Los verdes años (Paulo Rocha)

El cine desde los rudimentos

Un zapatero de Lisboa enseña el oficio a su sobrino de dieciocho años, mientras éste se enamora de una joven a la que propone matrimonio. De esta premisa elemental parte Los verdes años, ópera prima del cineasta Paulo Rocha, uno de los directores más emblemáticos de la historia del cine portugués. Antes de recalar en la forma de esta ficción es interesante recordar que Rocha, figura eminente de la cinematografía lusa, está regresando a las pantallas con los reestrenos de algunos de sus largometrajes, entre ellos el que nos ocupa, Mudar de vida o El río de oro. Sin lugar a dudas, una excelente oportunidad para el cinéfilo de empaparse de su visión particular en una pantalla grande.

En Los verdes años hay un aliento “fordiano” y “rosselliniano”. Por momentos, su modo de aproximarse a la ciudad puede recordar al José María Nunes de Noche de vino tinto (1966) o al Ermanno Olmi de El empleo (Il posto, 1961). Rocha filma el espacio urbano sin modificarlo más de lo necesario, dejando incluso instantes que prescinden de la palabra oral, como el primer encuentro, escrito a modo de pequeño gag. En cada encuadre se detecta una vocación fotográfica muy depurada, asociada al deseo retratista del director. Una voz narrativa brota entre los planos del film, no como una explicación que pisotea lo visual, sino que lo complementa. Con sólo unos pocos minutos el público ya puede intuir que está ante una joya del cine moderno, que se abre a lo azaroso sin vergüenza ni miedo alguno. La película va creciendo de forma emotiva, equilibrada y transparente, sin la urgencia de desplazarse hacia algún lugar premeditado o hacia algún clímax efectista. No se antoja defectuosa ni inauténtica por ninguno de sus costados, es más, Rocha consigue invocar una cierta aura nostálgica de paraíso perdido, como parece describir el anciano que acompaña al joven al principio de la película.

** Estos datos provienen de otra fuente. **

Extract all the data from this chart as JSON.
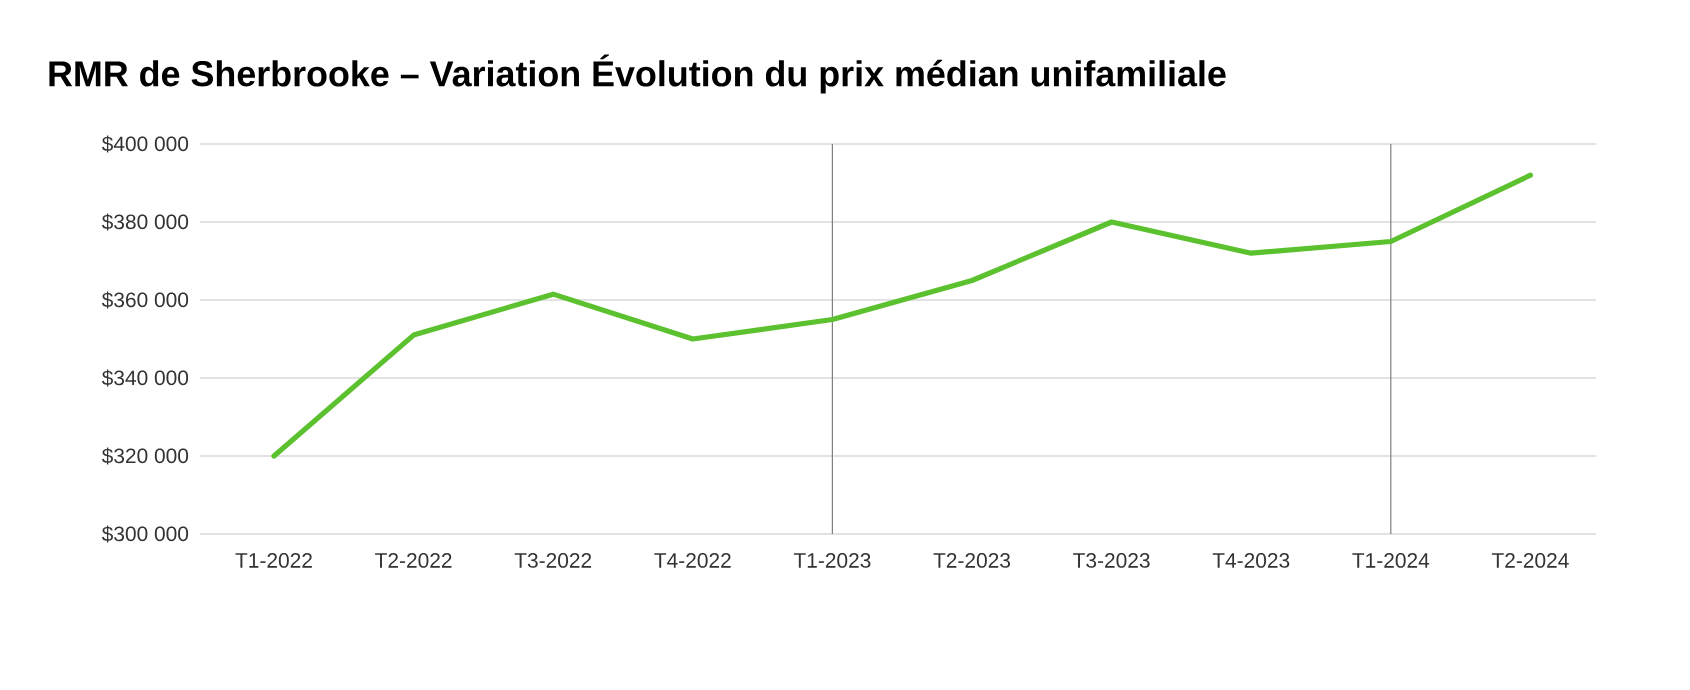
{
  "chart_data": {
    "type": "line",
    "title": "RMR de Sherbrooke – Variation Évolution du prix médian unifamiliale",
    "categories": [
      "T1-2022",
      "T2-2022",
      "T3-2022",
      "T4-2022",
      "T1-2023",
      "T2-2023",
      "T3-2023",
      "T4-2023",
      "T1-2024",
      "T2-2024"
    ],
    "series": [
      {
        "color": "#5cc12e",
        "values": [
          320000,
          351000,
          361500,
          350000,
          355000,
          365000,
          380000,
          372000,
          375000,
          392000
        ]
      }
    ],
    "ylim": [
      300000,
      400000
    ],
    "yticks": [
      {
        "value": 300000,
        "label": "$300 000"
      },
      {
        "value": 320000,
        "label": "$320 000"
      },
      {
        "value": 340000,
        "label": "$340 000"
      },
      {
        "value": 360000,
        "label": "$360 000"
      },
      {
        "value": 380000,
        "label": "$380 000"
      },
      {
        "value": 400000,
        "label": "$400 000"
      }
    ],
    "grid": "y",
    "marker": "none",
    "line_style": "solid",
    "ref_lines": [
      {
        "axis": "x",
        "value": "T1-2023",
        "color": "#808080"
      },
      {
        "axis": "x",
        "value": "T1-2024",
        "color": "#808080"
      }
    ]
  }
}
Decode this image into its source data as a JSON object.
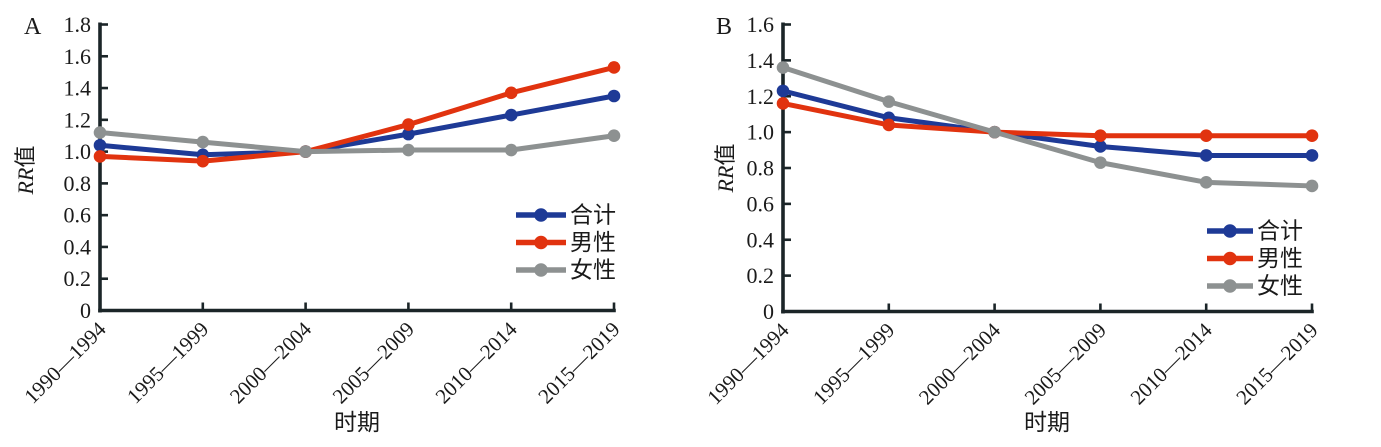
{
  "figure": {
    "background": "#ffffff",
    "text_color": "#1a1a1a",
    "axis_color": "#1b2528"
  },
  "chart_data": [
    {
      "type": "line",
      "panel_label": "A",
      "title": "",
      "xlabel": "时期",
      "ylabel": "RR值",
      "ylabel_italic": "RR",
      "ylabel_cjk": "值",
      "ylim": [
        0,
        1.8
      ],
      "ytick_step": 0.2,
      "grid": false,
      "legend_position": "inside-right-middle",
      "categories": [
        "1990—1994",
        "1995—1999",
        "2000—2004",
        "2005—2009",
        "2010—2014",
        "2015—2019"
      ],
      "series": [
        {
          "key": "total",
          "name": "合计",
          "color": "#1e3a96",
          "values": [
            1.04,
            0.98,
            1.0,
            1.11,
            1.23,
            1.35
          ]
        },
        {
          "key": "male",
          "name": "男性",
          "color": "#e1330f",
          "values": [
            0.97,
            0.94,
            1.0,
            1.17,
            1.37,
            1.53
          ]
        },
        {
          "key": "female",
          "name": "女性",
          "color": "#8d9191",
          "values": [
            1.12,
            1.06,
            1.0,
            1.01,
            1.01,
            1.1
          ]
        }
      ]
    },
    {
      "type": "line",
      "panel_label": "B",
      "title": "",
      "xlabel": "时期",
      "ylabel": "RR值",
      "ylabel_italic": "RR",
      "ylabel_cjk": "值",
      "ylim": [
        0,
        1.6
      ],
      "ytick_step": 0.2,
      "grid": false,
      "legend_position": "inside-right-lower",
      "categories": [
        "1990—1994",
        "1995—1999",
        "2000—2004",
        "2005—2009",
        "2010—2014",
        "2015—2019"
      ],
      "series": [
        {
          "key": "total",
          "name": "合计",
          "color": "#1e3a96",
          "values": [
            1.23,
            1.08,
            1.0,
            0.92,
            0.87,
            0.87
          ]
        },
        {
          "key": "male",
          "name": "男性",
          "color": "#e1330f",
          "values": [
            1.16,
            1.04,
            1.0,
            0.98,
            0.98,
            0.98
          ]
        },
        {
          "key": "female",
          "name": "女性",
          "color": "#8d9191",
          "values": [
            1.36,
            1.17,
            1.0,
            0.83,
            0.72,
            0.7
          ]
        }
      ]
    }
  ]
}
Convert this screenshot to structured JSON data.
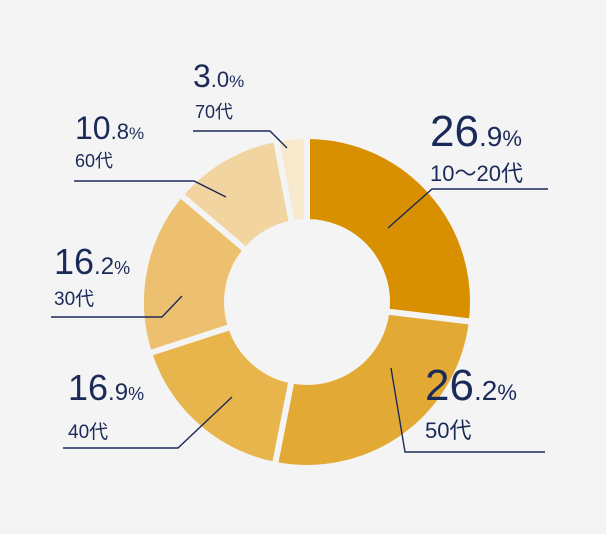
{
  "chart_data": {
    "type": "pie",
    "variant": "donut",
    "slices": [
      {
        "label": "10～20代",
        "int": "26",
        "frac": ".9",
        "unit": "%",
        "value": 26.9,
        "color": "#d89000"
      },
      {
        "label": "50代",
        "int": "26",
        "frac": ".2",
        "unit": "%",
        "value": 26.2,
        "color": "#e3a935"
      },
      {
        "label": "40代",
        "int": "16",
        "frac": ".9",
        "unit": "%",
        "value": 16.9,
        "color": "#e8b54c"
      },
      {
        "label": "30代",
        "int": "16",
        "frac": ".2",
        "unit": "%",
        "value": 16.2,
        "color": "#ecc06e"
      },
      {
        "label": "60代",
        "int": "10",
        "frac": ".8",
        "unit": "%",
        "value": 10.8,
        "color": "#f1d49f"
      },
      {
        "label": "70代",
        "int": "3",
        "frac": ".0",
        "unit": "%",
        "value": 3.0,
        "color": "#f7e9cc"
      }
    ],
    "start": "12 o'clock",
    "direction": "clockwise",
    "gap_color": "#f4f4f4",
    "text_color": "#1c2a5a"
  }
}
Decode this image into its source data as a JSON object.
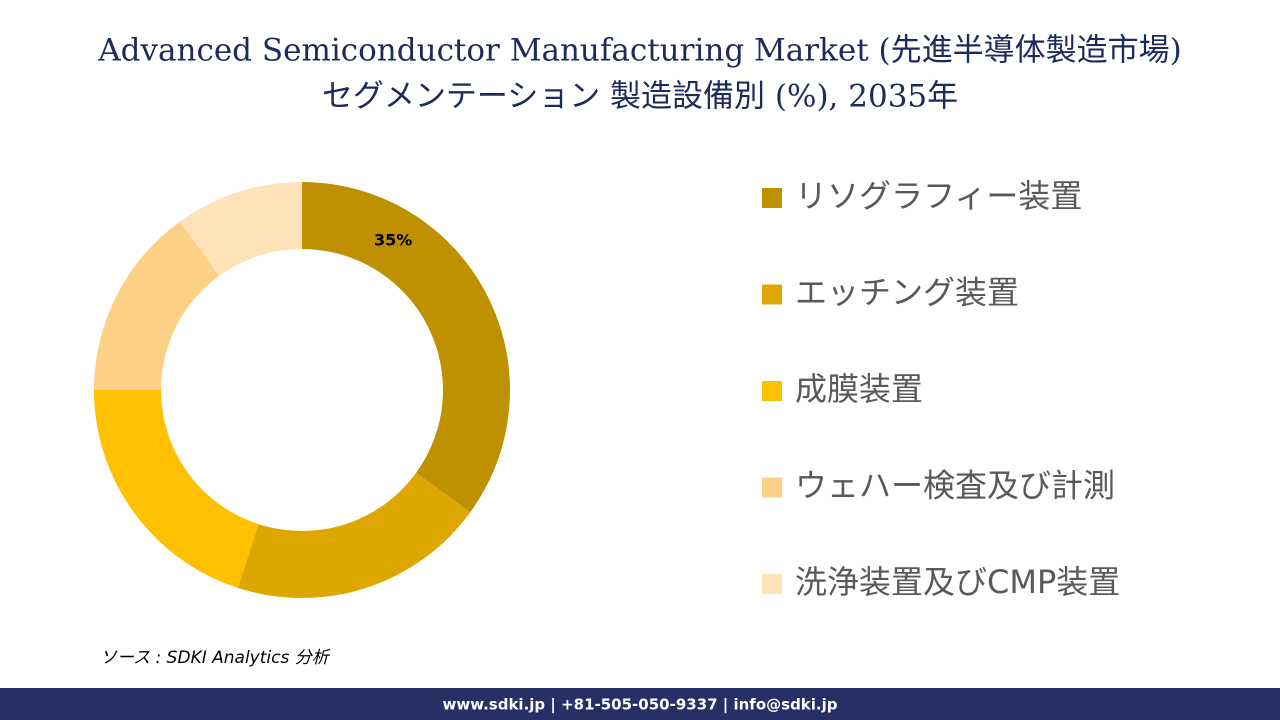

El film, debido a su sencilla, que no simple, estructura dramática, puede retrotraernos a Aniki-Bobó (1942), uno de los largometrajes primerizos del coetáneo Manoel de Oliveira, o también a Frágil como o Mundo (2002), de Rita Azevedo Gomes. Ambas películas insinúan un romance, en especial la segunda, en su afán observacional, pero nunca termina por manifestarse del todo, con tal de que el espectador complete la historia en su cabeza. Si bien Aniki-Bobó y Los verdes años se localizan en una perspectiva neorrealista, Frágil como o Mundo obedece a un enfoque más poético y contemplativo. Sin embargo, las tres películas, irresistibles, finas y centelleantes, son igualmente trascendentes en su desenvolvimiento. El cine portugués siempre ha donado una cantidad ingente de películas que no pretenden encadenarse a un proceso institucional, y todas y cada una de ellas, bajo las atentas miradas de sus hacedores, tratan de cimentar una conciencia creativa colectiva, manteniendo el respeto y el talento. «Qué bello es el bronce cuando no quiere imitar al oro», decía Alfred Loos. Los verdes años es cine que no quiere imitar nada, que se contenta con lo que es, que sale del corazón.